Eugenia Rodríguez Sáenz's premise, that we must reconsider "the representation of women in the eighteenth and nineteenth centuries as completely passive creatures subordinate to male authority" (p. 163 ), is rather basic, given the advances in Latin American gender history in the past two decades. This book purports to focus on women and gender relations in daily life but contributes mainly to the demographic and family history of Costa Rica. In the largely quantitative chapters on family size and marriage formation, for example, the particular story of women receives little consideration. The final chapter, based on marital disputes brought to the courts, offers a more satisfying look at the distinct interests and strategies of women versus men. Notably, women were much more likely to denounce their husbands to the authorities than men were. Rodríguez situates her research within the scholarship on early modern and nineteenth-century European and Mexican families. Her analysis [End Page 735] tends corroborate this extant scholarship rather than break new ground. For example, regarding ideals of marriage across this era, Rodríguez concludes that "continuity prevailed over change" (p. 107 ). Likewise, she states that "the patriarchal power of husbands was civilized rather than eliminated" (p. 151 ).

Rodríguez's subjects are mostly rural agriculturalists. Wherever possible, she offers statistics that differentiate between wealthier families and more common people. The book includes numerous tables and figures. It also quotes at length from church and civil records. These excerpts from archival sources are intriguing, although one wishes that she had analyzed these passages with greater attention to language and context.
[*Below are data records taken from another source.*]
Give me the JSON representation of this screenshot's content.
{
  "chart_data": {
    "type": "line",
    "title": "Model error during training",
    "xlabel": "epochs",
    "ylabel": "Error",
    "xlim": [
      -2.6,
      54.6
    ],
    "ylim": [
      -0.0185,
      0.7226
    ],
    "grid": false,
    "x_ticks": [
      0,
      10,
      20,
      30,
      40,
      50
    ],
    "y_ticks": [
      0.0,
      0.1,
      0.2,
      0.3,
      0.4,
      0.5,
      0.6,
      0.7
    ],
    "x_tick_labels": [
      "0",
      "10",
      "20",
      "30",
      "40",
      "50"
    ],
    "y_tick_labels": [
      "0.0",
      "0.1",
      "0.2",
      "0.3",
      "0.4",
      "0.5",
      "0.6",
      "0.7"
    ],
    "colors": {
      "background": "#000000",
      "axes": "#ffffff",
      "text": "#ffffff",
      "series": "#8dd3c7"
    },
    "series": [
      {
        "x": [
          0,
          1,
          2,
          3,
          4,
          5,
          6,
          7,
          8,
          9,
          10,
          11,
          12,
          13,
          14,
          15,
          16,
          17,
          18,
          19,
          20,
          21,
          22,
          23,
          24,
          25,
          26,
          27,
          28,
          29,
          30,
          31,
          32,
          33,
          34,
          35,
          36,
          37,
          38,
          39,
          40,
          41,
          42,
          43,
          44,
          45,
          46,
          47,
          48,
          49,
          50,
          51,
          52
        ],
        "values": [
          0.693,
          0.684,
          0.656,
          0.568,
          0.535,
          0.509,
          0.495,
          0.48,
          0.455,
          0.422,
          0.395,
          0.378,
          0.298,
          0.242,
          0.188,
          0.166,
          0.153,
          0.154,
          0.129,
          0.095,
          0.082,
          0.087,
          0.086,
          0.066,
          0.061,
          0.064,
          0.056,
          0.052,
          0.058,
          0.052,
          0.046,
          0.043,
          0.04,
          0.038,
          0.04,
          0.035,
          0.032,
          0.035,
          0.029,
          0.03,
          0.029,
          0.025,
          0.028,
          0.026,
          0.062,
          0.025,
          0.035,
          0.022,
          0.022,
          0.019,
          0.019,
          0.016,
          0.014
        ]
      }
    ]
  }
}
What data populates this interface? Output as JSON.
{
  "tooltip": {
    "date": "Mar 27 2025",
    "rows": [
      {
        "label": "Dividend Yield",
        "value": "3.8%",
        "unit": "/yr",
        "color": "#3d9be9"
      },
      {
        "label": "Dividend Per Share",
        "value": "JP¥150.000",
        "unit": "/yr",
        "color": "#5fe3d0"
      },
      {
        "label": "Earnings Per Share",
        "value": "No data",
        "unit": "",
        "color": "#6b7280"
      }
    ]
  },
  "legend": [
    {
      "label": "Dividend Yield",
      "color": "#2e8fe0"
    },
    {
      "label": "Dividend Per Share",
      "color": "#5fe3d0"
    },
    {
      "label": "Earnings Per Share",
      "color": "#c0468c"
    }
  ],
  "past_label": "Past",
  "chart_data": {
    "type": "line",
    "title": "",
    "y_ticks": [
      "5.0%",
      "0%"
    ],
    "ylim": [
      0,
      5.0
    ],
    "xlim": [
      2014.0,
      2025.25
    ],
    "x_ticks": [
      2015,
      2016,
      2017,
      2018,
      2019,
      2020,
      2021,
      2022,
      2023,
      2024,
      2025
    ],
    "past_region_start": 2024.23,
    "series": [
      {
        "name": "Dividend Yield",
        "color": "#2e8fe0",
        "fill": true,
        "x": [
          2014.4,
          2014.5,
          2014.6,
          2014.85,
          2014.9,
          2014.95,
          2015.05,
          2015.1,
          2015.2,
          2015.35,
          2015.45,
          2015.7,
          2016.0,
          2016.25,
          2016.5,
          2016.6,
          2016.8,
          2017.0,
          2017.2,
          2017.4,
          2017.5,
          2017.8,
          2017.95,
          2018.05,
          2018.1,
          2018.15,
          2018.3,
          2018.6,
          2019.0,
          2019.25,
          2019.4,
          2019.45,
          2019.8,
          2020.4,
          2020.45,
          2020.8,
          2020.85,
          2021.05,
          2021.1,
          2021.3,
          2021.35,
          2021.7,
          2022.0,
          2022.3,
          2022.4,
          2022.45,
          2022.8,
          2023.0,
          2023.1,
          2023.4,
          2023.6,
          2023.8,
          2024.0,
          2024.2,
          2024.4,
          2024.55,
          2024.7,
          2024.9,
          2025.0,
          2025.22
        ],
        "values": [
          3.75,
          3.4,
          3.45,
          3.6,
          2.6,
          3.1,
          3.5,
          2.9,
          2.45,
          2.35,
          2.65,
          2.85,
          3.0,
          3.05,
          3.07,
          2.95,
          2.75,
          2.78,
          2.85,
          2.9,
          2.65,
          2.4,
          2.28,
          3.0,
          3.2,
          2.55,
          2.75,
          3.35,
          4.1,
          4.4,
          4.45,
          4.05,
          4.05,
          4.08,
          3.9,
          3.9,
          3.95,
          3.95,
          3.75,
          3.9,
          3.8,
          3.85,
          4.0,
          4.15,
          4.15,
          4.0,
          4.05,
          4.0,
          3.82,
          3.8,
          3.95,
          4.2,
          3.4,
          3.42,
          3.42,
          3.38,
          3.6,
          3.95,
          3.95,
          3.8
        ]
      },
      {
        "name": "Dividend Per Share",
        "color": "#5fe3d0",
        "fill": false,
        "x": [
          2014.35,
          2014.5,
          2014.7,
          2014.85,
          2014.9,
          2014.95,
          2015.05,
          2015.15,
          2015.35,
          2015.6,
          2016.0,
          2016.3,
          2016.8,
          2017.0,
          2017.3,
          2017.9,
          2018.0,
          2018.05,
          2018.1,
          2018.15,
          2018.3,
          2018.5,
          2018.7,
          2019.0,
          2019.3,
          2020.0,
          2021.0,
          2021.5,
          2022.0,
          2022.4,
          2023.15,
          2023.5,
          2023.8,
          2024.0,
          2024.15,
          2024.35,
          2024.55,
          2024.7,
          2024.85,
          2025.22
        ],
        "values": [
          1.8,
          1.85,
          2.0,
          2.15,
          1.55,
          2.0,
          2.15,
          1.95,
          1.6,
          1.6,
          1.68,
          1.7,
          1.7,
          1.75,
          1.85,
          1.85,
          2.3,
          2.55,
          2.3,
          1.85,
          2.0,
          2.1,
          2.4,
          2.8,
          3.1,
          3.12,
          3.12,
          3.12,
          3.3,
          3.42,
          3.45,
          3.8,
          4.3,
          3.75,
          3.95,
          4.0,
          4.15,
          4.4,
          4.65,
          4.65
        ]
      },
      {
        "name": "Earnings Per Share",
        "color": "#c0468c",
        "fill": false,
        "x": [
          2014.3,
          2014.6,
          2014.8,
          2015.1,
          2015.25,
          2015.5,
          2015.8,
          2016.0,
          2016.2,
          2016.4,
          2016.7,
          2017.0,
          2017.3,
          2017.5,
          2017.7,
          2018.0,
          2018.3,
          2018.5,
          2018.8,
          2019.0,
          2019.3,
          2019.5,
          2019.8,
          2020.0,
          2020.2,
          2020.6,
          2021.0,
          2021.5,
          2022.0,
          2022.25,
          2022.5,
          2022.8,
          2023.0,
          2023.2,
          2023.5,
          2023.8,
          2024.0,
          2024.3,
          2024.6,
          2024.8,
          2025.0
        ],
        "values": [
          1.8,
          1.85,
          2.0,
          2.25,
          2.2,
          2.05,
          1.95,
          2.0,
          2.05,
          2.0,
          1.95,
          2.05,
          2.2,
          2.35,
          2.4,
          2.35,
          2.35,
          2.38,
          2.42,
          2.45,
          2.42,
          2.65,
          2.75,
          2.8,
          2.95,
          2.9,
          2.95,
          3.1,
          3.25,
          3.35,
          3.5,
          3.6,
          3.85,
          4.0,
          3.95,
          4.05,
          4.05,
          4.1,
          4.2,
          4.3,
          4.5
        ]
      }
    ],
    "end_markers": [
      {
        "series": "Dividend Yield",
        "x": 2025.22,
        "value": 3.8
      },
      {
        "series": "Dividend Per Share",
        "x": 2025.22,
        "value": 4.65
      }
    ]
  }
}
Rodríguez's choice of a potentially important chronology, 1750-1850, allows her to measure changes from the colonial period into the national era, but she only partially succeeds in this comparison. Most notably, she demonstrates a move away from common-law unions toward formal marriage and, accordingly, a drop in illegitimacy. She attributes this to increased ecclesiastical presence in the postcolonial era, with an attendant diffusion of Christian morality. She claims that a "strategic alliance" developed "between the church and the state concerning the regularization of popular morality" (p. 23 ), leading to the state's assumption of authority in domestic affairs (enshrined in the 1841 Civil Code). Yet Rodríguez's chronology proves imperfect; her data draws heavily from 1820-50, and she lacks information from the colonial period at many points. Furthermore—like Lowell Gudmundson and other scholars of Costa Rica—Rodríguez hypothesizes that the socioeconomic changes that accompanied the rise of coffee production affected the families of the Valle Central. With research that examines only the first decade of that shift (the 1840 s), however, she can hardly support her supposition. Given the importance of coffee's rise in Costa Rica, a more satisfying study would reach into the late nineteenth century.

This book (based upon Rodríguez's 1995 dissertation at Indiana University) will primarily interest specialists in nineteenth-century Costa Rica and demographic historians.